🤖 AI Summary
This paper formally defines the novel task of Panel Sequence Segmentation (PSS) for comic pages, establishing a structured foundation for downstream applications such as character analysis and narrative indexing. To address the ambiguous inter-panel boundaries arising from heterogeneous text–image layouts and variable page designs in comics, we propose a vision-dominant, text–vision collaborative multimodal Transformer architecture.

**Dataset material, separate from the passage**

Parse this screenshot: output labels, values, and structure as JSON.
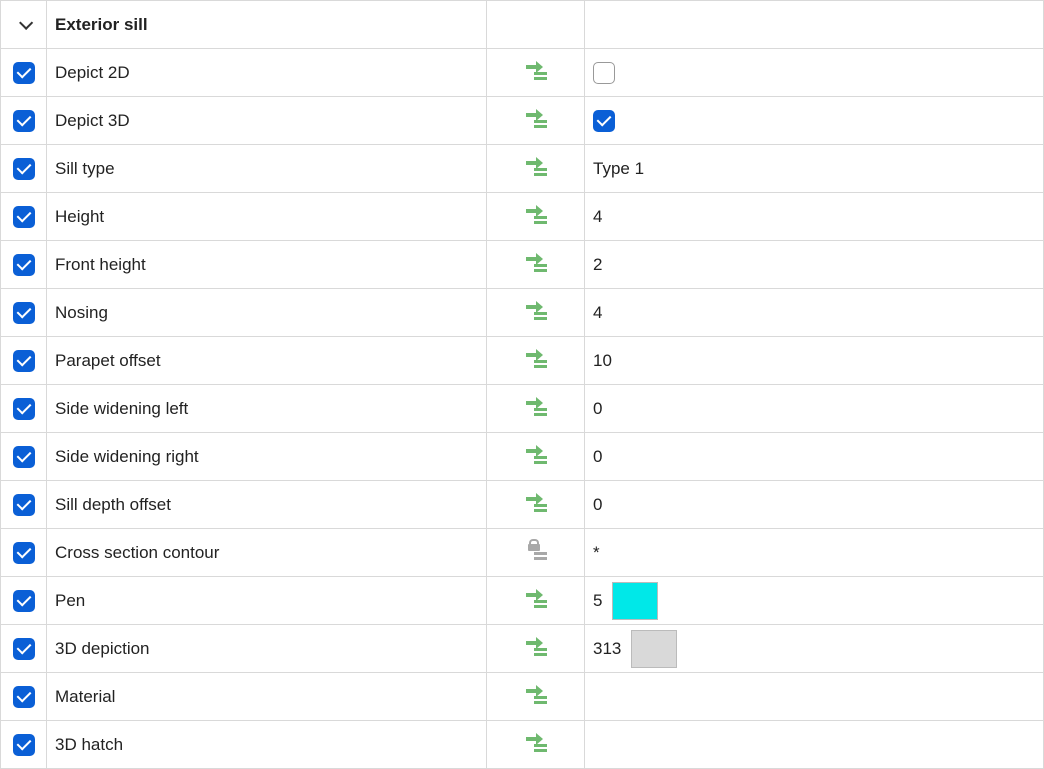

We further introduce ComicPSS—the first large-scale, manually annotated dataset comprising 20,800 comic pages. Our model jointly encodes local visual features and global textual semantics, significantly enhancing segmentation robustness in ambiguous cases. Extensive experiments demonstrate state-of-the-art performance across multiple metrics: F1-Macro, Panoptic Quality, and sequence-level accuracy—outperforming both conventional layout analysis methods and general-purpose vision–language models. This work advances comic content understanding toward scalability and fine-grained structural parsing.
📝 Abstract
This paper introduces CoSMo, a novel multimodal Transformer for Page Stream Segmentation (PSS) in comic books, a critical task for automated content understanding, as it is a necessary first stage for many downstream tasks like character analysis, story indexing, or metadata enrichment. We formalize PSS for this unique medium and curate a new 20,800-page annotated dataset. CoSMo, developed in vision-only and multimodal variants, consistently outperforms traditional baselines and significantly larger general-purpose vision-language models across F1-Macro, Panoptic Quality, and stream-level metrics. Our findings highlight the dominance of visual features for comic PSS macro-structure, yet demonstrate multimodal benefits in resolving challenging ambiguities. CoSMo establishes a new state-of-the-art, paving the way for scalable comic book analysis.